Stock analysts don’t like stocks like CRAY for its volatile financial, as results fluctuate significantly from Q-to-Q. Cray has few sets of customers who don’t buy equipment every Q. Government research funding has huge impact on CRAY revenues, and given economic situation, research funds won’t be abundantly available. This negativity was heavily reflected in reduced scope with DARPA agreements in first 9 months of 2010. For Cash flow – I believe company is struggling heavily to balance operating cash flows. Again due to large inventory cost for XT6/XE6 systems, and slow lead cycles for customer purchases, managing cash flow is challenge for the company. Gross margins and revenues face erratic predictability. Any attempts from management to stabilize its forecast will be liked by financial community.

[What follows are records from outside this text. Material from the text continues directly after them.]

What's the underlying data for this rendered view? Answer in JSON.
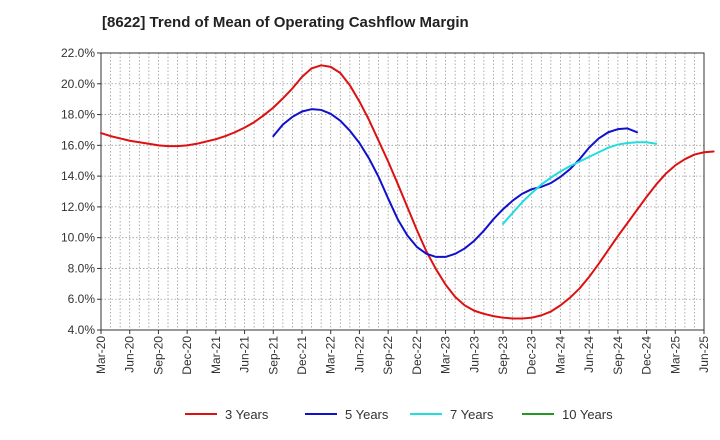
{
  "chart_data": {
    "type": "line",
    "title": "[8622]  Trend of Mean of Operating Cashflow Margin",
    "xlabel": "",
    "ylabel": "",
    "ylim": [
      4.0,
      22.0
    ],
    "yticks": [
      4.0,
      6.0,
      8.0,
      10.0,
      12.0,
      14.0,
      16.0,
      18.0,
      20.0,
      22.0
    ],
    "ytick_labels": [
      "4.0%",
      "6.0%",
      "8.0%",
      "10.0%",
      "12.0%",
      "14.0%",
      "16.0%",
      "18.0%",
      "20.0%",
      "22.0%"
    ],
    "x_tick_labels": [
      "Mar-20",
      "Jun-20",
      "Sep-20",
      "Dec-20",
      "Mar-21",
      "Jun-21",
      "Sep-21",
      "Dec-21",
      "Mar-22",
      "Jun-22",
      "Sep-22",
      "Dec-22",
      "Mar-23",
      "Jun-23",
      "Sep-23",
      "Dec-23",
      "Mar-24",
      "Jun-24",
      "Sep-24",
      "Dec-24",
      "Mar-25",
      "Jun-25"
    ],
    "grid": true,
    "legend_position": "bottom",
    "series": [
      {
        "name": "3 Years",
        "color": "#dd1111",
        "start_month_index": 0,
        "values": [
          16.8,
          16.6,
          16.45,
          16.3,
          16.2,
          16.1,
          16.0,
          15.95,
          15.95,
          16.0,
          16.1,
          16.25,
          16.4,
          16.6,
          16.85,
          17.15,
          17.5,
          17.95,
          18.45,
          19.05,
          19.7,
          20.45,
          21.0,
          21.2,
          21.1,
          20.7,
          19.9,
          18.85,
          17.65,
          16.3,
          14.95,
          13.5,
          12.0,
          10.5,
          9.1,
          7.95,
          6.95,
          6.15,
          5.6,
          5.25,
          5.05,
          4.9,
          4.8,
          4.75,
          4.75,
          4.8,
          4.95,
          5.2,
          5.6,
          6.1,
          6.7,
          7.45,
          8.3,
          9.2,
          10.1,
          10.95,
          11.8,
          12.65,
          13.45,
          14.15,
          14.7,
          15.1,
          15.4,
          15.55,
          15.6
        ]
      },
      {
        "name": "5 Years",
        "color": "#1111cc",
        "start_month_index": 18,
        "values": [
          16.6,
          17.35,
          17.85,
          18.2,
          18.35,
          18.3,
          18.05,
          17.6,
          16.95,
          16.15,
          15.15,
          13.95,
          12.55,
          11.2,
          10.15,
          9.4,
          8.95,
          8.75,
          8.75,
          8.95,
          9.3,
          9.8,
          10.45,
          11.2,
          11.85,
          12.4,
          12.85,
          13.15,
          13.3,
          13.55,
          13.95,
          14.45,
          15.1,
          15.85,
          16.45,
          16.85,
          17.05,
          17.1,
          16.85
        ]
      },
      {
        "name": "7 Years",
        "color": "#22dddd",
        "start_month_index": 42,
        "values": [
          10.9,
          11.6,
          12.3,
          12.9,
          13.45,
          13.9,
          14.3,
          14.65,
          14.95,
          15.25,
          15.55,
          15.85,
          16.05,
          16.15,
          16.2,
          16.2,
          16.1
        ]
      },
      {
        "name": "10 Years",
        "color": "#229922",
        "start_month_index": 0,
        "values": []
      }
    ]
  }
}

Cray specializes its technologies in interconnects, packaging and Software. Cray invests in R&D to design custom high end supercomputers and expects growth through gain in market share & organic growth of high end supercomputer market segment.
New Cray XTm systems – Cray XT6 (Q2’ 10) & Cray XE6 (Q3’ 10). Q4’ 10 bookings are extremely important metric to watch for. Company partners with AMD & Nvidia for computing solutions but has plans to integrate Intel solutions in XE6 product family. Given Nvidia & AMD GPUs have beaten Intel in multi-core performance by huge leap. Cray offers unique capabilities in high-speed, high bandwidth system interconnect design, compiler technology, system software and packaging capabilities. In addition to competition in high end HPC segment, Lower end supercomputers based on Intel, AMD computation with commodity networking solutions are putting pricing pressure for high end vendors such as CRAY. Though these systems could offer better “peak performance/ $$”, often customers face longer lead times for “time to solution”. Often commodity processor solutions create system bottlenecks for network data transfer rates & create unbalanced systems resulting in lower productivity for complex applications. High end HPC vendors often use custom FPGA accelerators or GPU accelerators to augment compute requirements with custom programming models, thus offering better performance, power & data throughput from these systems.
XT/XE product introductions are savior for the company and company will be able to secure additional wins with expanding solutions to more customers. Company is offering services, and new high performance data storage solutions as well.
Though economic factors could impact purchase of high end systems in research community, pressure from China in HPC supremacy could provide some relief in funding. Overall, I believe company has decent product lineup for a good 2011 revenue increase. Company has plans to expand its product lineup & services business, which is overall good for growth of company.
Company has only $68M in cash, with current ratio of 1.36, its decent cash situation for sustaining. But company needs to continually invest in R&D, and given cash situation could hamper its chances for any inventory requirements or growth R&D spending. Company management needs to raise cash more.
Earnings forecast:
As shown in chart below, company had really bad years in 2007, 2008, 2009, but things are starting to look better for 2010, 2011. Company has a good chance to get back in black now.
In terms of stock performance, company survived its near death with Stock touching lows of $1.15 in Nov 2008. Since then stock recovered to 9.49, for a 725% run up in Aug 2009. For several months stock has been range bound between $4.50 & $7.50. February earnings are key to the stock performance. Stock has been making ascending low’s indicating market thinks bottom line for company is improving. I’ll watch for stock to break its previous high of $7.70 to bet back to $9.25 range in 2011. CRAY is Sun alike high flier stocks of 2000, with all time high of $65, which is not coming anytime soon in my opinion. Company has changed completely from old business model.
Overall I personally will use CRAY as short term trading stock than long term buy and hold.